Tout dépend de l’esprit dans lequel ceci s’organise. Pendant la discussion législative, j’avais avec d’autres posé la question de la vocation exacte des territoires : outil des communes pour gérer des services et équipements urbains, ou déclinaison territoriale de la stratégie métropolitaine. En l’occurrence, même si ce n’est pas encore très clair, il semble que le président de la MGP songe à s’appuyer sur les présidents d’EPT pour élaborer et faire appliquer la stratégie métropolitaine, en faire en quelque sorte ses ambassadeurs sur les territoires. Ce serait dès lors méconnaître l’esprit de la loi : schématiquement, la commune est la clé de voûte du système, à la fois source de la Métropole (pour la stratégie) et des territoires (pour la gestion), et il n’y a absolument pas empilement et hiérarchie. Dès lors, l’institutionnalisation d’une conférence des territoires, qui apparaît à première vue comme une évidence, irait dans le sens de l’effacement rapide des communes de petite couronne. Il faudrait dès lors que ce soit la Métropole qui assure l’équilibre budgétaire des EPT, et non les communes. Le président de la MGP joue avec le feu, en oubliant que les présidents des ETP n’ont de légitimité que celle que leur confèrent les maires du territoire …
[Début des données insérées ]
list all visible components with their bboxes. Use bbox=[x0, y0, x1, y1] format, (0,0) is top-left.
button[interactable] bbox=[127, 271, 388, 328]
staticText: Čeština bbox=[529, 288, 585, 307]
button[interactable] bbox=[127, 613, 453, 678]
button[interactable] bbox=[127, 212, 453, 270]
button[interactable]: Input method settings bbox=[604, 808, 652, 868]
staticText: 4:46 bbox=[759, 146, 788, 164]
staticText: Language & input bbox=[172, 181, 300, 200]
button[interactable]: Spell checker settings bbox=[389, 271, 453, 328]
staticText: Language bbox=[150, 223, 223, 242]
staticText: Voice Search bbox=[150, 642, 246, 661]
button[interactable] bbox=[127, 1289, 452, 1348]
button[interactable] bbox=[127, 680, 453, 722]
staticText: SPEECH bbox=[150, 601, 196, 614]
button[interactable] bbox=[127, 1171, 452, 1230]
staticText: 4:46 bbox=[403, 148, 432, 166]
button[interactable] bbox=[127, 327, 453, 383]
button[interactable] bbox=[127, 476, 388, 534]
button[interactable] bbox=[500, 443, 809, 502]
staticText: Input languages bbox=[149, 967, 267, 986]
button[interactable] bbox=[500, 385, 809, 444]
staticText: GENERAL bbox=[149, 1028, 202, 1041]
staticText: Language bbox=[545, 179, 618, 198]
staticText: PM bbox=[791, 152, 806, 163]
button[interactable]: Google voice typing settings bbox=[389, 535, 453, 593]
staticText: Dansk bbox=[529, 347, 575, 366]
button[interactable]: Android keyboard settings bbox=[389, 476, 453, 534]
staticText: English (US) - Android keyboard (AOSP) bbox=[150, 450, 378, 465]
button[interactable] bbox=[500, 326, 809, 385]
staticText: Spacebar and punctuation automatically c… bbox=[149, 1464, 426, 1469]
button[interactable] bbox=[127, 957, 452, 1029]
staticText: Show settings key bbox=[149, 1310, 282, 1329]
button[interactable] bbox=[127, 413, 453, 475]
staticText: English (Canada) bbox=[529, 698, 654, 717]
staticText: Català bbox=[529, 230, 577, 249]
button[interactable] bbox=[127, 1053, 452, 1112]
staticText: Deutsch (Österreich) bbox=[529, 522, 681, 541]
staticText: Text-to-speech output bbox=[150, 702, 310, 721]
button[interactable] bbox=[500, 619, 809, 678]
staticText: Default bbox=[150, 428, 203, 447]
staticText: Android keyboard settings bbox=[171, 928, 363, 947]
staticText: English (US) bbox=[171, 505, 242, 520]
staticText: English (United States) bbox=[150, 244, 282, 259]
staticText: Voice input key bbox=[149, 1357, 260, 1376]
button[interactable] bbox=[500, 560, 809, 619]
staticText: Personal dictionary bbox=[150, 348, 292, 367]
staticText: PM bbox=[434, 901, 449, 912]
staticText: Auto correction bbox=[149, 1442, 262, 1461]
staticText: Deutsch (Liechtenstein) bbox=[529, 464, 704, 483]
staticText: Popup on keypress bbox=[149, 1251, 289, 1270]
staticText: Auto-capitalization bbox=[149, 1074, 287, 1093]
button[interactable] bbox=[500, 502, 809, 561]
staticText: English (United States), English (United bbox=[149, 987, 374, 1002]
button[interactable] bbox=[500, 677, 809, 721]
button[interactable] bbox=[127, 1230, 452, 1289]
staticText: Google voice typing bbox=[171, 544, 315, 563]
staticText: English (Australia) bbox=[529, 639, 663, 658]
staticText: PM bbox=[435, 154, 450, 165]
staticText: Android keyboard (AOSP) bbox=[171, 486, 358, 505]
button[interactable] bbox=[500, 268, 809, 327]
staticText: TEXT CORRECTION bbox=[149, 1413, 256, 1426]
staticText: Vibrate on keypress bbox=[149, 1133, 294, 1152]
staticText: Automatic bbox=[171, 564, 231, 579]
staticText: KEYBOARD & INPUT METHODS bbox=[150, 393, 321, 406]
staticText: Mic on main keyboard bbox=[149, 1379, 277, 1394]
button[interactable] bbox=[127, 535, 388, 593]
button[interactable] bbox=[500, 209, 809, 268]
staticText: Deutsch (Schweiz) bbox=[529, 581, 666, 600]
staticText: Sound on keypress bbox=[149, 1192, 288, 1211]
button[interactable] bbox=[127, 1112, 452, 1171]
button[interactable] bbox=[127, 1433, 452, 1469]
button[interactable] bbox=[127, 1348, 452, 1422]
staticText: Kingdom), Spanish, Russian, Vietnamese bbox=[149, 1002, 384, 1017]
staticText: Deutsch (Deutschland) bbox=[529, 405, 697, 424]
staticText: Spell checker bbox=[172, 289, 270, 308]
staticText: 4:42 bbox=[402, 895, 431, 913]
2017, c’est-à-dire demain, donnera sans doute l’occasion d’apporter des correctifs aux dispositions « Grand Paris » des lois NOTRe et Maptam. Quels sont vos voeux dans ce domaine ?
La question de l’organisation métropolitaine ne sera sans doute pas la priorité d’une nouvelle majorité parlementaire et/ou présidentielle en 2017. D’autant que, assez cyniquement, il n’est pas impossible que la technocratie d’Etat (de droite comme de gauche) ait finalement intérêt à laisser les choses se déliter tranquillement, pour mieux reprendre la main dans quelques années.
En réalité, de nombreux points seraient à trancher. On ne l’a pas fait en deux lois, il n’est pas certain qu’on y parvienne avec une loi supplémentaire ! Parmi ces points, l’avenir des départements de petite couronne. En ce sens, la volonté de Paris de fusionner le département avec la ville va totalement à l’encontre de l’idée, pourtant intéressante, de fusionner les départements et la métropole, ce qui renforcerait cette dernière.
Egalement, la relation avec la Région. Dire que « la métropole, c’est la région », c’est méconnaître les légitimités électorales respectives et différentes des élus régionaux élus par scrutin de liste d’une part, des maires d’autre part. Il faut comprendre que la Métropole institutionnelle ne peut tenir que par les maires. Sans eux et sans leur engagement, elle s’effondrera naturellement. Paradoxalement, alors que les communes perdent de leur pouvoir d’action et de décision, les maires gardent en apparence et dans les discours leur influence, et on fait mine de se disputer leurs faveurs. Mais pour combien de temps encore ? Cette question est, selon moi, structurante dans les débats à venir autour de l’adaptation de l’organisation métropolitaine. Elle vaut pour le pays tout entier d’ailleurs.
Reste la question du suffrage universel direct pour la désignation du pouvoir métropolitain. Le principe en est inscrit dans la loi, les modalités restent à trouver. Mais l’issue est inéluctable. Elle sera d’ailleurs précipitée par la notabilisation en cours de la métropole institutionnelle, qui risque de ne pas aboutir pas aux résultats espérés. Là encore, restera à définir la place des maires et à trancher les conflits de légitimité.